# Any riders out there?



## Mountain Biker Dennis (Jan 26, 2010)

Hello from Sintra, I am new to this forum and would like to know if there are any cross country riders interested in forming a group to ride weekends in and around Sintra.


----------



## PETERFC (Apr 3, 2009)

*Reply*



Mountain Biker Dennis said:


> Hello from Sintra, I am new to this forum and would like to know if there are any cross country riders interested in forming a group to ride weekends in and around Sintra.


Hi Mountain Biker Dennis

What a great idea but i will be moving to an area to far from Sintra but i do wish you good luck.

Peterfc 666?


----------



## Mountain Biker Dennis (Jan 26, 2010)

PETERFC said:


> Hi Mountain Biker Dennis
> 
> What a great idea but i will be moving to an area to far from Sintra but i do wish you good luck.
> 
> Peterfc 666?


Thanks Peter, maybe we can arrange a few long distance routes then!!


----------



## John999 (Jul 6, 2009)

Mountain Biker Dennis said:


> Thanks Peter, maybe we can arrange a few long distance routes then!!


Hi Mountain Biker Dennis
If you can arrange that, count me in.
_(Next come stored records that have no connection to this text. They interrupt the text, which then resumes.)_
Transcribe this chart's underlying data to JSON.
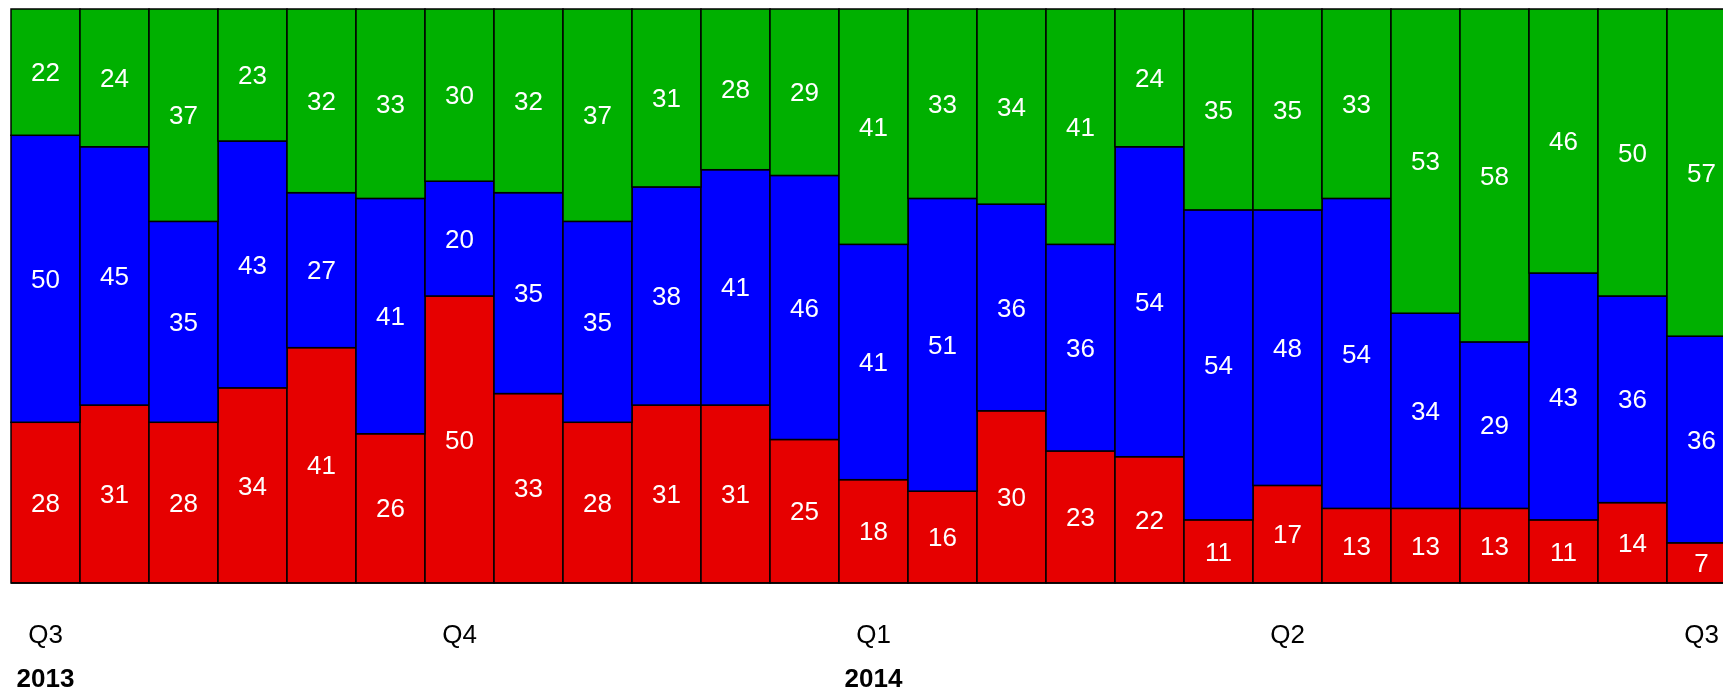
{
  "chart_data": {
    "type": "bar",
    "stacked": true,
    "data_labels": true,
    "tick_labels": "x",
    "categories": [
      "Q3\n2013",
      null,
      null,
      null,
      null,
      null,
      "Q4",
      null,
      null,
      null,
      null,
      null,
      "Q1\n2014",
      null,
      null,
      null,
      null,
      null,
      "Q2",
      null,
      null,
      null,
      null,
      null,
      "Q3"
    ],
    "series": [
      {
        "color": "#e60000",
        "values": [
          28,
          31,
          28,
          34,
          41,
          26,
          50,
          33,
          28,
          31,
          31,
          25,
          18,
          16,
          30,
          23,
          22,
          11,
          17,
          13,
          13,
          13,
          11,
          14,
          7
        ]
      },
      {
        "color": "#0000ff",
        "values": [
          50,
          45,
          35,
          43,
          27,
          41,
          20,
          35,
          35,
          38,
          41,
          46,
          41,
          51,
          36,
          36,
          54,
          54,
          48,
          54,
          34,
          29,
          43,
          36,
          36
        ]
      },
      {
        "color": "#00b000",
        "values": [
          22,
          24,
          37,
          23,
          32,
          33,
          30,
          32,
          37,
          31,
          28,
          29,
          41,
          33,
          34,
          41,
          24,
          35,
          35,
          33,
          53,
          58,
          46,
          50,
          57
        ]
      }
    ]
  }
}
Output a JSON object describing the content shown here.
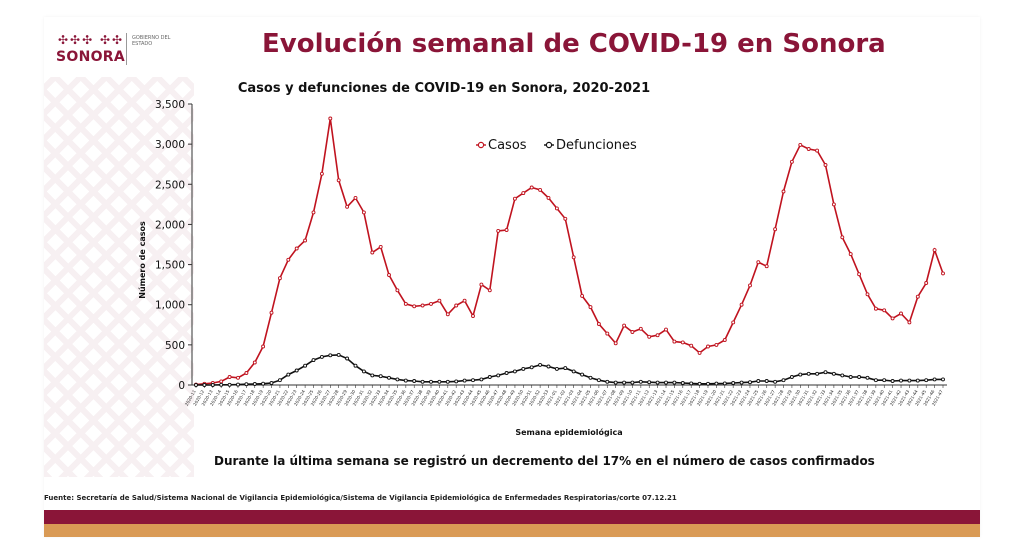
{
  "header": {
    "logo_text": "SONORA",
    "logo_glyphs": "✣✣✣ ✣✣",
    "gov_text": "GOBIERNO DEL ESTADO",
    "main_title": "Evolución semanal de COVID-19 en Sonora"
  },
  "colors": {
    "accent": "#8a1538",
    "casos": "#c0131f",
    "defunciones": "#111111",
    "band_orange": "#d99a55"
  },
  "note": "Durante la última semana se registró un decremento del 17% en el número de casos confirmados",
  "footnote": "Fuente: Secretaría de Salud/Sistema Nacional de Vigilancia Epidemiológica/Sistema de Vigilancia Epidemiológica de Enfermedades Respiratorias/corte 07.12.21",
  "chart_data": {
    "type": "line",
    "title": "Casos y defunciones de COVID-19 en Sonora, 2020-2021",
    "xlabel": "Semana epidemiológica",
    "ylabel": "Número de casos",
    "ylim": [
      0,
      3500
    ],
    "yticks": [
      "0",
      "500",
      "1,000",
      "1,500",
      "2,000",
      "2,500",
      "3,000",
      "3,500"
    ],
    "legend": "top-center",
    "x": [
      "2020-11",
      "2020-12",
      "2020-13",
      "2020-14",
      "2020-15",
      "2020-16",
      "2020-17",
      "2020-18",
      "2020-19",
      "2020-20",
      "2020-21",
      "2020-22",
      "2020-23",
      "2020-24",
      "2020-25",
      "2020-26",
      "2020-27",
      "2020-28",
      "2020-29",
      "2020-30",
      "2020-31",
      "2020-32",
      "2020-33",
      "2020-34",
      "2020-35",
      "2020-36",
      "2020-37",
      "2020-38",
      "2020-39",
      "2020-40",
      "2020-41",
      "2020-42",
      "2020-43",
      "2020-44",
      "2020-45",
      "2020-46",
      "2020-47",
      "2020-48",
      "2020-49",
      "2020-50",
      "2020-51",
      "2020-52",
      "2020-53",
      "2021-01",
      "2021-02",
      "2021-03",
      "2021-04",
      "2021-05",
      "2021-06",
      "2021-07",
      "2021-08",
      "2021-09",
      "2021-10",
      "2021-11",
      "2021-12",
      "2021-13",
      "2021-14",
      "2021-15",
      "2021-16",
      "2021-17",
      "2021-18",
      "2021-19",
      "2021-20",
      "2021-21",
      "2021-22",
      "2021-23",
      "2021-24",
      "2021-25",
      "2021-26",
      "2021-27",
      "2021-28",
      "2021-29",
      "2021-30",
      "2021-31",
      "2021-32",
      "2021-33",
      "2021-34",
      "2021-35",
      "2021-36",
      "2021-37",
      "2021-38",
      "2021-39",
      "2021-40",
      "2021-41",
      "2021-42",
      "2021-43",
      "2021-44",
      "2021-45",
      "2021-46",
      "2021-47"
    ],
    "series": [
      {
        "name": "Casos",
        "values": [
          5,
          15,
          25,
          45,
          100,
          90,
          150,
          280,
          480,
          900,
          1330,
          1560,
          1700,
          1800,
          2150,
          2630,
          3320,
          2550,
          2220,
          2330,
          2150,
          1650,
          1720,
          1370,
          1180,
          1010,
          980,
          990,
          1010,
          1050,
          880,
          990,
          1050,
          860,
          1250,
          1180,
          1920,
          1930,
          2320,
          2390,
          2460,
          2430,
          2330,
          2200,
          2070,
          1590,
          1110,
          970,
          760,
          640,
          520,
          740,
          660,
          700,
          600,
          620,
          690,
          540,
          530,
          490,
          400,
          480,
          500,
          560,
          780,
          1000,
          1240,
          1530,
          1480,
          1940,
          2410,
          2780,
          2990,
          2940,
          2920,
          2740,
          2250,
          1840,
          1630,
          1380,
          1130,
          950,
          930,
          830,
          890,
          780,
          1100,
          1270,
          1680,
          1390
        ]
      },
      {
        "name": "Defunciones",
        "values": [
          0,
          0,
          0,
          2,
          3,
          5,
          10,
          12,
          16,
          25,
          60,
          130,
          180,
          240,
          310,
          350,
          370,
          375,
          330,
          240,
          170,
          120,
          110,
          90,
          70,
          55,
          50,
          40,
          40,
          40,
          40,
          45,
          55,
          60,
          70,
          100,
          120,
          150,
          170,
          200,
          220,
          250,
          230,
          200,
          210,
          170,
          130,
          90,
          60,
          40,
          30,
          30,
          30,
          40,
          35,
          30,
          30,
          30,
          25,
          20,
          15,
          15,
          18,
          20,
          25,
          30,
          35,
          50,
          50,
          40,
          60,
          100,
          130,
          140,
          140,
          160,
          140,
          120,
          100,
          100,
          90,
          60,
          60,
          50,
          55,
          55,
          55,
          60,
          70,
          70
        ]
      }
    ]
  }
}
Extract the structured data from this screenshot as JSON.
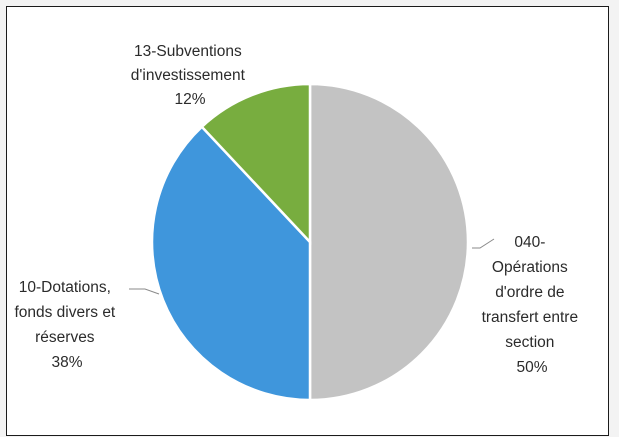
{
  "chart_data": {
    "type": "pie",
    "slices": [
      {
        "label_lines": [
          "040-",
          "Opérations",
          "d'ordre de",
          "transfert entre",
          "section"
        ],
        "percent_text": "50%",
        "value": 50,
        "color": "#c3c3c3"
      },
      {
        "label_lines": [
          "10-Dotations,",
          "fonds divers et",
          "réserves"
        ],
        "percent_text": "38%",
        "value": 38,
        "color": "#3f96dc"
      },
      {
        "label_lines": [
          "13-Subventions",
          "d'investissement"
        ],
        "percent_text": "12%",
        "value": 12,
        "color": "#78ad3f"
      }
    ]
  }
}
What a great idea for a real men cub
:clap2:


----------



## Mountain Biker Dennis (Jan 26, 2010)

Hello John
I think we may have the first ride on Feb14 in Sintra, I will keep you informed.


----------



## John999 (Jul 6, 2009)

Mountain Biker Dennis said:


> Hello John
> I think we may have the first ride on Feb14 in Sintra, I will keep you informed.


Hi Mountain Biker Dennis
Feb 14 is the Portuguese long carnival weekend. The fiesta stats Friday night the 12 up to the 16, us and a few friends have booked an apartment to see the Loule carnival, so I will have to pass on that one. I would like to know about further meetings. 
Regards


----------



## fmarks (Dec 6, 2009)

John999 said:


> Hi Mountain Biker Dennis
> Feb 14 is the Portuguese long carnival weekend. The fiesta stats Friday night the 12 up to the 16, us and a few friends have booked an apartment to see the Loule carnival, so I will have to pass on that one. I would like to know about further meetings.
> Regards


youre going to dress up ! like....DRAGQUEEN


----------



## John999 (Jul 6, 2009)

fmarks said:


> youre going to dress up ! like....DRAGQUEEN


No fmarks, drag queen is typical at the Torres Vedras carnival. It is famous for that:tongue1:


----------



## Mountain Biker Dennis (Jan 26, 2010)

No problem John, in view of the nature of the weekend we will re schedule, many thanks, will be in touch. Dennis


----------